Quanto pesa, nella tua esperienza, quella parte invisibile? E come si concilia con tutto il resto, con gli articoli, con la didattica, con la newsletter?
Pesa molto. Un episodio, quando esce, sembra una struttura compiuta, lineare, naturale. In realtà arriva alla fine di un processo molto più ampio, fatto di studio, discussioni, tentativi, attese, revisioni, materiali che poi restano esclusi dalla versione finale.

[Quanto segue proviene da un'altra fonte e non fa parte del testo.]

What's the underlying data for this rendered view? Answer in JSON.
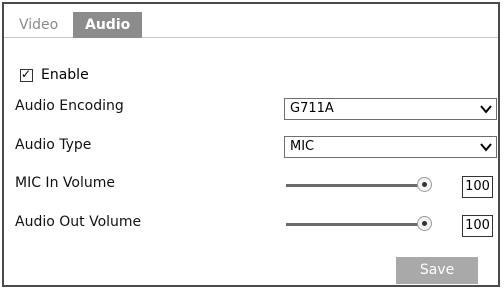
{
  "tabs": [
    {
      "label": "Video",
      "active": false
    },
    {
      "label": "Audio",
      "active": true
    }
  ],
  "enable": {
    "label": "Enable",
    "checked": true
  },
  "fields": {
    "audio_encoding": {
      "label": "Audio Encoding",
      "value": "G711A"
    },
    "audio_type": {
      "label": "Audio Type",
      "value": "MIC"
    },
    "mic_in_volume": {
      "label": "MIC In Volume",
      "value": "100"
    },
    "audio_out_volume": {
      "label": "Audio Out Volume",
      "value": "100"
    }
  },
  "save_label": "Save",
  "colors": {
    "active_tab_bg": "#8c8c8c",
    "save_button_bg": "#a9a9a9",
    "border": "#4a4a4a"
  }
}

Nella mia esperienza, la parte invisibile pesa non tanto in termini di tempo, quanto di impegno mentale. Anche quando non ci stai lavorando in modo diretto, continua a restarti nella testa, nell’organizzazione della giornata, nel modo in cui distribuisci energie e attenzione tra una cosa e l’altra. Il rischio è che venga assorbita nel resto come se non avesse un costo autonomo; invece c’è ed è grande. È il lavoro vero, il cuore. Quello che rende possibile la riuscita dell’episodio. Così la sfida è riconoscerne il peso senza lasciare che diventi l’ennesima fatica silenziosa data per scontata.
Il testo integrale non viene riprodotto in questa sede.